Maybe, but take a closer look. Both Nebraska and North Dakota are Republican states; Democratic retirements there have created solid opportunities for GOP pickups. The Republican incumbents in Nevada and Massachusetts could easily surge and win. There are plenty of close races involving vulnerable Democrats that represent opportunities, and Lugar's defeat was not a replay of 2010, however much FreedomWorks and other tea party activists try to portray it as such.
Lugar was accused of one of the most deadly sins of politics — losing touch with his constituency.

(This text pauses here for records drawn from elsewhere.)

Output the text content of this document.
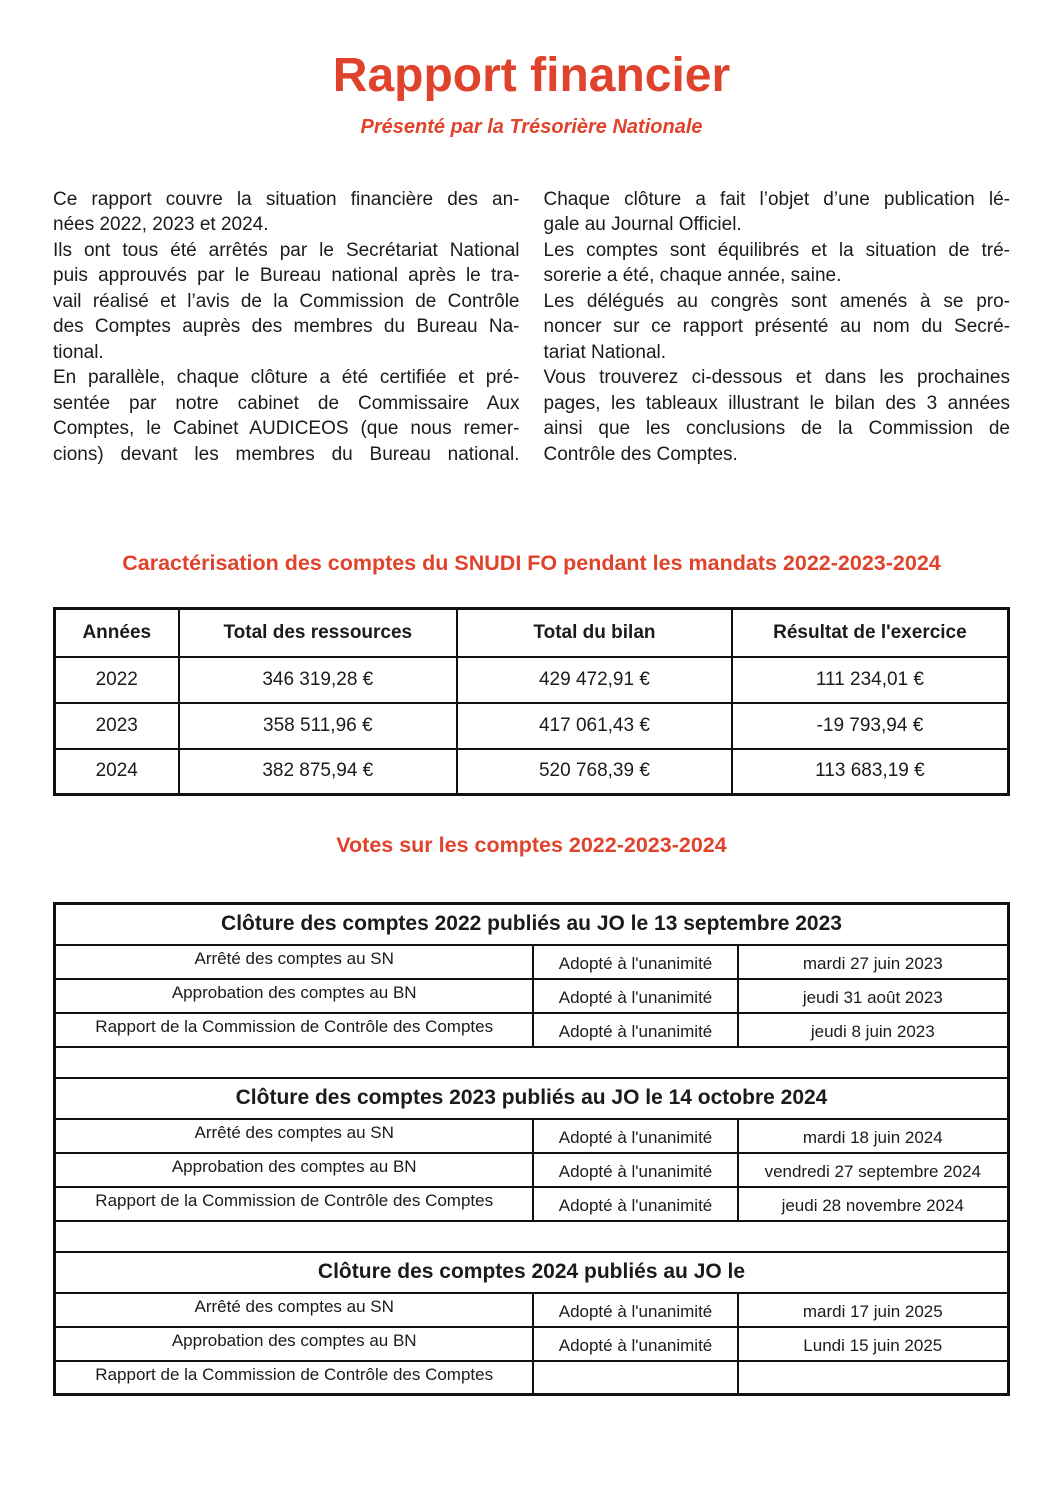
Rapport financier
Présenté par la Trésorière Nationale
Ce rapport couvre la situation financière des an-
nées 2022, 2023 et 2024.
Ils ont tous été arrêtés par le Secrétariat National
puis approuvés par le Bureau national après le tra-
vail réalisé et l’avis de la Commission de Contrôle
des Comptes auprès des membres du Bureau Na-
tional.
En parallèle, chaque clôture a été certifiée et pré-
sentée par notre cabinet de Commissaire Aux
Comptes, le Cabinet AUDICEOS (que nous remer-
cions) devant les membres du Bureau national.
Chaque clôture a fait l’objet d’une publication lé-
gale au Journal Officiel.
Les comptes sont équilibrés et la situation de tré-
sorerie a été, chaque année, saine.
Les délégués au congrès sont amenés à se pro-
noncer sur ce rapport présenté au nom du Secré-
tariat National.
Vous trouverez ci-dessous et dans les prochaines
pages, les tableaux illustrant le bilan des 3 années
ainsi que les conclusions de la Commission de
Contrôle des Comptes.
Caractérisation des comptes du SNUDI FO pendant les mandats 2022-2023-2024
Années	Total des ressources	Total du bilan	Résultat de l'exercice
2022	346 319,28 €	429 472,91 €	111 234,01 €
2023	358 511,96 €	417 061,43 €	-19 793,94 €
2024	382 875,94 €	520 768,39 €	113 683,19 €
Votes sur les comptes 2022-2023-2024
Clôture des comptes 2022 publiés au JO le 13 septembre 2023		
Arrêté des comptes au SN	Adopté à l'unanimité	mardi 27 juin 2023
Approbation des comptes au BN	Adopté à l'unanimité	jeudi 31 août 2023
Rapport de la Commission de Contrôle des Comptes	Adopté à l'unanimité	jeudi 8 juin 2023

Clôture des comptes 2023 publiés au JO le 14 octobre 2024		
Arrêté des comptes au SN	Adopté à l'unanimité	mardi 18 juin 2024
Approbation des comptes au BN	Adopté à l'unanimité	vendredi 27 septembre 2024
Rapport de la Commission de Contrôle des Comptes	Adopté à l'unanimité	jeudi 28 novembre 2024

Clôture des comptes 2024 publiés au JO le		
Arrêté des comptes au SN	Adopté à l'unanimité	mardi 17 juin 2025
Approbation des comptes au BN	Adopté à l'unanimité	Lundi 15 juin 2025
Rapport de la Commission de Contrôle des Comptes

His failure to maintain a residence in the state, something that never bothered the voters in previous races, became a symbol of that charge this time. His age also played a role — he is 80, which every retailer knows is a lot older than 79 — and his area of expertise, foreign affairs, is no longer high on the voters' list of current concerns.
Also, the man who beat him, Richard Mourdock, is not a clone of losing 2010 tea party candidates Sharon Angle, Christine O'Donnell or Ken Buck, all of whom were neophytes. Mourdock is an experienced politician who has won statewide races before. He is conservative, yes, but has distanced himself from the tea party and refuses to wear its label. FreedomWorks is taking credit for his win, but it may well have been the other way around — that it was his campaign that made their efforts look successful.
Many national journalists have called to ask me if I see a parallel between Lugar's situtation and Orrin Hatch's. (Full disclosure — I support Hatch.) I don't, really. Yes, they both were elected in the same year; yes, they both have long records that can be attacked; and yes, they both have been targeted by FreedomWorks. But in Utah, the FreedomWorks effort has backfired.
Many delegates to the state convention told me they resented having a group from outside the state trying to tell them how to vote. Hatch is a hardworking campaigner who has traveled the state vigorously and extensively, making himself fully available, and Utahns don't respond well to negative campaigns.
In 2010, the tea party gave the Democrats three Senate seats. In 2012, it looks as if that history will not be repeated.
Robert Bennett, former U.S. Senator from Utah, is a part-time teacher, researcher and lecturer at the University of Utah's Hinckley Institute of Politics.